Thursday, March 13, 2014

Art in the Hood: Sunset Park Artists and the SOHO of Brooklyn's Short Lived Life




     It was hoped that when Bush Terminal was bought by some developers and renamed Industry City a few years back that Sunset Park would evolve into a center of the arts for Brooklyn and New York City. But starting late last year some disturbing stories began to appear in the news. In particular some articles in the New York Times. As someone who walks every corner of the neighborhood and what I call the PASUBA (Park Slope, Sunset Park, Bay Ridge) corridor on either side of 4th Avenue, I have seen the slow wave of gentrification creeping along southward towards Bay Ridge that began when Real Estate agents renamed the norther part of the neighborhood south of 17th street Greenwood Heights so they could rent apartments and sell houses at a higher price. As this wave of hipsters begins to move south with it come higher real estate prices and higher rents driving out long time local residents that now find it difficult to survive  in the gentrified areas.  There are two aspects to this encroachment. On the one hand one is seeing more upscale restaurants and bars appearing along 4th and 5th Avenues. On the other hand, artists who settled here because of the cheaper rents are now finding themselves priced out of the market. The moving in of the Brooklyn Nets as a tenant at Industry City certainly didn't help matters. The result is that a diaspora of artists has begun and is accelerating out of the neighborhood. The most recent article published last week in the Times confirrms this. As does this piece on another blog..

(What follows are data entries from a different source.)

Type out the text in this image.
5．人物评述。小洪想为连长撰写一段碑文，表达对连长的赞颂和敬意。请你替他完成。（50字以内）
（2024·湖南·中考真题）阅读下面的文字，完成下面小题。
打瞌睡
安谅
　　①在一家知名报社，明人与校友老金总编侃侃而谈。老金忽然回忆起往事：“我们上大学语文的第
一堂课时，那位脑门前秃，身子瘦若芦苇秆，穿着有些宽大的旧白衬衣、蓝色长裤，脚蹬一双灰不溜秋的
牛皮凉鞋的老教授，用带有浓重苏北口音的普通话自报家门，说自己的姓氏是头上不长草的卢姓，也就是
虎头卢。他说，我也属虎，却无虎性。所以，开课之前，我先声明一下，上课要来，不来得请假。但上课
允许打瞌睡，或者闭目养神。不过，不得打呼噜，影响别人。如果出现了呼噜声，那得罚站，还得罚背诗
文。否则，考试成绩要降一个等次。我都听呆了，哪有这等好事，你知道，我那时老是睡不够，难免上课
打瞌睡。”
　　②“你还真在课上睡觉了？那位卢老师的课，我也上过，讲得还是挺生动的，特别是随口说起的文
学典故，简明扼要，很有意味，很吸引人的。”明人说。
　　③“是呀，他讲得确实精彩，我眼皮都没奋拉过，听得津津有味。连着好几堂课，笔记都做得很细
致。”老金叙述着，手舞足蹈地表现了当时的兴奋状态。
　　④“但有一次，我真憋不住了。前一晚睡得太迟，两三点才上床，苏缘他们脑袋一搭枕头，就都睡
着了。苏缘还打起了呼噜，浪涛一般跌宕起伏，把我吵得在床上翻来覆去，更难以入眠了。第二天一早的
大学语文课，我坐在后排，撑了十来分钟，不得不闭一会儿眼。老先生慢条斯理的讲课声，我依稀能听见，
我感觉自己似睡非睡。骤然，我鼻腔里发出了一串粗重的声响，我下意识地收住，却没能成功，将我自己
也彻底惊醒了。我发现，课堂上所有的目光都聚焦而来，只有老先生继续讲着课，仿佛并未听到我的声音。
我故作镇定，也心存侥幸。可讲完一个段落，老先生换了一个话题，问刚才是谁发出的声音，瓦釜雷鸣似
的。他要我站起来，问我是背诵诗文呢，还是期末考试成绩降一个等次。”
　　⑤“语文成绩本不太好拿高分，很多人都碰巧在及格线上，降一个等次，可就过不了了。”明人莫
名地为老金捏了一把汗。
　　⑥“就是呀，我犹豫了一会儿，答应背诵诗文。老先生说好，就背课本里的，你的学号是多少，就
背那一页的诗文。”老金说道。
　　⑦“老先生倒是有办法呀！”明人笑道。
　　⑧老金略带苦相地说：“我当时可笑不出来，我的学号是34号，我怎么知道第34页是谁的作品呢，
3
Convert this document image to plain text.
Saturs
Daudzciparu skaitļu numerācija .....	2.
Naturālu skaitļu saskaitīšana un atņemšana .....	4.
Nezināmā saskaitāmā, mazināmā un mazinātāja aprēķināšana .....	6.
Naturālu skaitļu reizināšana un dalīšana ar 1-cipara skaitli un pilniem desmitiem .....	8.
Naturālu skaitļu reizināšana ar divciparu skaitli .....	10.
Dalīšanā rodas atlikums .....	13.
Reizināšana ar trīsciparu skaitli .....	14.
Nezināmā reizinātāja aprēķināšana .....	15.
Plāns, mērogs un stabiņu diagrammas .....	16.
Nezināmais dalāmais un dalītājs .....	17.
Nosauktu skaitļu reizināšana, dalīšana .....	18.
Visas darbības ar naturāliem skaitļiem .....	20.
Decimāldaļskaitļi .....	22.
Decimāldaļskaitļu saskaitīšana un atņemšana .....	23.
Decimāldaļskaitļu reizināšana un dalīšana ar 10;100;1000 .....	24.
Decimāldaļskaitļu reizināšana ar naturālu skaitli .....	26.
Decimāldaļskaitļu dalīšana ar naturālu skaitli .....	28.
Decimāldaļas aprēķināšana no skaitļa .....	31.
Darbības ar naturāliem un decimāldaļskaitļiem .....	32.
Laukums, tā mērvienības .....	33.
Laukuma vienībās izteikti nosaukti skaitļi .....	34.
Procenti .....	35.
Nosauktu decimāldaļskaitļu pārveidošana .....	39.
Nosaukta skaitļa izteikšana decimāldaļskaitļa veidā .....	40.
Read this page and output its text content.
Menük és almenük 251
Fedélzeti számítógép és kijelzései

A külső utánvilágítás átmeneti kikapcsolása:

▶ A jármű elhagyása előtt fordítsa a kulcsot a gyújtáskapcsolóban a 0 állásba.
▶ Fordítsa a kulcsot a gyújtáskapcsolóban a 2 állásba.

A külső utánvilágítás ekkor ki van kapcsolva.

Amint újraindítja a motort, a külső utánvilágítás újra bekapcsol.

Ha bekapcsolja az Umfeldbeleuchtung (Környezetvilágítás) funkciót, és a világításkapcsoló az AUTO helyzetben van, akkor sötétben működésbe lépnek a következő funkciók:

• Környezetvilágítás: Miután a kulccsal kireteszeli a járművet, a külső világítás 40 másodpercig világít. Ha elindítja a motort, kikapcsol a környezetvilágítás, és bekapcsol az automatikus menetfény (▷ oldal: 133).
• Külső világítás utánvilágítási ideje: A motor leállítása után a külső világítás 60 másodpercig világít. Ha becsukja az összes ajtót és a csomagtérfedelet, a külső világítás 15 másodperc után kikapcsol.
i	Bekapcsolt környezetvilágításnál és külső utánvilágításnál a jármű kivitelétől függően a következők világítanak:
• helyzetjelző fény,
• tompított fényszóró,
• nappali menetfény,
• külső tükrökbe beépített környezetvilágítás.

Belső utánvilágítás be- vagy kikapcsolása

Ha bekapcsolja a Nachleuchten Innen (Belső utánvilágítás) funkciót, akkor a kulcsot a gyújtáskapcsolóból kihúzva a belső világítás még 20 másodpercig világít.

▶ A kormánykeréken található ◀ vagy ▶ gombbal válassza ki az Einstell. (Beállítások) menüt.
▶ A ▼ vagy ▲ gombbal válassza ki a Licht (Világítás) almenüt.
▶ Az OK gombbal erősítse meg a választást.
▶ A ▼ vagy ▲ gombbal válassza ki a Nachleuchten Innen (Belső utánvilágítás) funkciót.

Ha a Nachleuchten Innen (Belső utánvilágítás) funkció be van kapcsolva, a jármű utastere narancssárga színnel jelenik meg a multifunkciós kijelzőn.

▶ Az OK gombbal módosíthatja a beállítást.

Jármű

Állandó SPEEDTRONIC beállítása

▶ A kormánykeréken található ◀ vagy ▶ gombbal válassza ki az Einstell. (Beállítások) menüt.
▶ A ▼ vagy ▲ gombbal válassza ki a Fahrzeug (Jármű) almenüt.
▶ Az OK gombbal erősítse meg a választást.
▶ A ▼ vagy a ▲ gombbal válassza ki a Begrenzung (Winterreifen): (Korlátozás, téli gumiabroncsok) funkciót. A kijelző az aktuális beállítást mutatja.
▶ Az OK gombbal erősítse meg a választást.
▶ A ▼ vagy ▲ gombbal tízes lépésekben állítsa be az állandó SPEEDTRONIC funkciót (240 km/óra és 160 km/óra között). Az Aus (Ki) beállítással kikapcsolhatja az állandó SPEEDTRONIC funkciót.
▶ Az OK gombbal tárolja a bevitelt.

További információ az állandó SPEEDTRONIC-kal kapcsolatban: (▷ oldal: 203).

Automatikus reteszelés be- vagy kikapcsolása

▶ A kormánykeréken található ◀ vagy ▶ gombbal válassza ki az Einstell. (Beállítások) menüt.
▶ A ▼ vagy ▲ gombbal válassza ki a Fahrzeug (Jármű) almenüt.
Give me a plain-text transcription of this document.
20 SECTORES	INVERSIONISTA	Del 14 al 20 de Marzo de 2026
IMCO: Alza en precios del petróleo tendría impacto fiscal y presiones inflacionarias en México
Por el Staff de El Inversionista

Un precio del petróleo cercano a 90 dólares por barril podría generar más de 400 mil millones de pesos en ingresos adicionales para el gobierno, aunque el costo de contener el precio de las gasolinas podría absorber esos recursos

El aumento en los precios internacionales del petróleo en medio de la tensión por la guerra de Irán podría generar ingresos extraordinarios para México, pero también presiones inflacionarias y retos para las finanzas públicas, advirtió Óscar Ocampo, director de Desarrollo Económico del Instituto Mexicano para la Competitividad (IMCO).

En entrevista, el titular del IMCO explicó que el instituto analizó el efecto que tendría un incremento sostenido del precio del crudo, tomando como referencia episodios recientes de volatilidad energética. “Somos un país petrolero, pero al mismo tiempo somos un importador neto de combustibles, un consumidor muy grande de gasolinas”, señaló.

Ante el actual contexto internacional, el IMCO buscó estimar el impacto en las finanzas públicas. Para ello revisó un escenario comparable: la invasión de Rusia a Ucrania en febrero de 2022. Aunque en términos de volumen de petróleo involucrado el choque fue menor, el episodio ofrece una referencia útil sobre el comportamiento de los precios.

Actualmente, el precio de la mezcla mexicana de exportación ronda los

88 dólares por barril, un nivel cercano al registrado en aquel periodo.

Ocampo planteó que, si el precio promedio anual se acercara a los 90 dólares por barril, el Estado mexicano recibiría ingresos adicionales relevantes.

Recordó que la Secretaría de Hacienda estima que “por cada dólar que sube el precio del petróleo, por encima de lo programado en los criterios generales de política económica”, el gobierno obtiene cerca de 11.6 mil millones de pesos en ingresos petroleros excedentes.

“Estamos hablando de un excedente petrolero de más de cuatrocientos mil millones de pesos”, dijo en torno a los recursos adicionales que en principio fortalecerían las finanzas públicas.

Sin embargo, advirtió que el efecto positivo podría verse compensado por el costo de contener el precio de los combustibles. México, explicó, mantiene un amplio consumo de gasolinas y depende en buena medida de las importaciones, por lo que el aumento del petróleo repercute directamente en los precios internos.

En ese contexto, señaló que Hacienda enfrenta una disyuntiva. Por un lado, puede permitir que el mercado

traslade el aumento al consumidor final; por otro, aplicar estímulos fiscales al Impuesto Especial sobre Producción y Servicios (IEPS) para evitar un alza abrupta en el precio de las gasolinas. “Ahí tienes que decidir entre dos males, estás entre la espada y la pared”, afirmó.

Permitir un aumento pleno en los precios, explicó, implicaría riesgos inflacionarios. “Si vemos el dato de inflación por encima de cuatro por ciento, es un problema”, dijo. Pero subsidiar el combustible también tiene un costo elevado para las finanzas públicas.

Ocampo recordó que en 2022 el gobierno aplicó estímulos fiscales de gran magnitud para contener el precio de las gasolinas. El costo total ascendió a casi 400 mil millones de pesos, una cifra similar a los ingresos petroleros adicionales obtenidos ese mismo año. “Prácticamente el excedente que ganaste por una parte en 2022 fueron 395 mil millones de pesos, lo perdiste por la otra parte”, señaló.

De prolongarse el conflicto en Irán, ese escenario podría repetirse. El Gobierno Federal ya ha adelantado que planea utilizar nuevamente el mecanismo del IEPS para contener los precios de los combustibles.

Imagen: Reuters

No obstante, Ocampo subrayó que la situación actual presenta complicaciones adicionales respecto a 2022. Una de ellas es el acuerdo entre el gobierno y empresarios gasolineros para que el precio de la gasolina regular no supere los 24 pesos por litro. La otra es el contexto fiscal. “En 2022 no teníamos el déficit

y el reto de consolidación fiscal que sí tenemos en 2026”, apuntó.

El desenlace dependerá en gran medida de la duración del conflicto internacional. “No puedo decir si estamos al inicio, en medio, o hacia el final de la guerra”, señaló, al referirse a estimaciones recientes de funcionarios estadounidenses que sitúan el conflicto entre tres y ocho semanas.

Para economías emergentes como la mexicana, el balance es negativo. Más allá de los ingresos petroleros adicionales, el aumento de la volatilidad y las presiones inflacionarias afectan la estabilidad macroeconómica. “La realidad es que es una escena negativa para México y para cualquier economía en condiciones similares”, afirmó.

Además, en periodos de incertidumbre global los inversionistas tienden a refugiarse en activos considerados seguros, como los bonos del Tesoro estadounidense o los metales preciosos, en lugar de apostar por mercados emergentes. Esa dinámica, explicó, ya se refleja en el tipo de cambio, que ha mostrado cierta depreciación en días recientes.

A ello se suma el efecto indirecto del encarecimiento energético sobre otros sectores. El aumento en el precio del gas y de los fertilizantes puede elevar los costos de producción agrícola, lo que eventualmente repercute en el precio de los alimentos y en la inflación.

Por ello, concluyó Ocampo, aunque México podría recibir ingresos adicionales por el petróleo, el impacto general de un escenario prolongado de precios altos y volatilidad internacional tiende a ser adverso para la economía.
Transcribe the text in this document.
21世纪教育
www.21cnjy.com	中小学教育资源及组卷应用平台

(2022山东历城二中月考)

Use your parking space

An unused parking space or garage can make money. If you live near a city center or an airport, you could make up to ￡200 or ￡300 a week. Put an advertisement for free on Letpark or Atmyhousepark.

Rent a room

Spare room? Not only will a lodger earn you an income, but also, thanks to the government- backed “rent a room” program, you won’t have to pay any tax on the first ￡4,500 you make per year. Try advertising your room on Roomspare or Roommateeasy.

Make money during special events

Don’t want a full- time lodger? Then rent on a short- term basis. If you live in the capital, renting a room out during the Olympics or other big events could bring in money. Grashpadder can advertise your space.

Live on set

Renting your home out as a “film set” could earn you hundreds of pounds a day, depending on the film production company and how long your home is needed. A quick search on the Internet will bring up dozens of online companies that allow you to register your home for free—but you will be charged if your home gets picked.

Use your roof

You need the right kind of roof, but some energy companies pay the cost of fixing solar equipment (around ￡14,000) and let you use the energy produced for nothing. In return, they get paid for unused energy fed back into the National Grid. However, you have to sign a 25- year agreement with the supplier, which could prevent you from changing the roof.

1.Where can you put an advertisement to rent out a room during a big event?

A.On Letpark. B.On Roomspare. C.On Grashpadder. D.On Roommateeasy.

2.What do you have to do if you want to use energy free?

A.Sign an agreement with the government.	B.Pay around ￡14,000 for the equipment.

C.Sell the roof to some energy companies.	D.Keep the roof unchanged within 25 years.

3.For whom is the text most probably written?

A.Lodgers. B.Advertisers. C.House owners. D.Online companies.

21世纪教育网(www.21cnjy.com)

    There were high hopes that with all the artists moving into Sunset Park we would become a center of creativity and a magnet for other aspects of the arts, such as music etc.. All is not lost however, as there are still some artists remaining. At least those who can afford the higher rents. There are other warehouses on the other side of third avenue that could well become artists spaces. perhaps someone with an inventive mind could perhaps firgure out a way to get some city money to subsidize rents for artists spaces. Why not? We waste money on a lot of useless stuff in this country and city and putting it into art has at least some long term gain. If there is one constant in Sunset Park as most residents know, it is change. And more often than not, it's not for the better.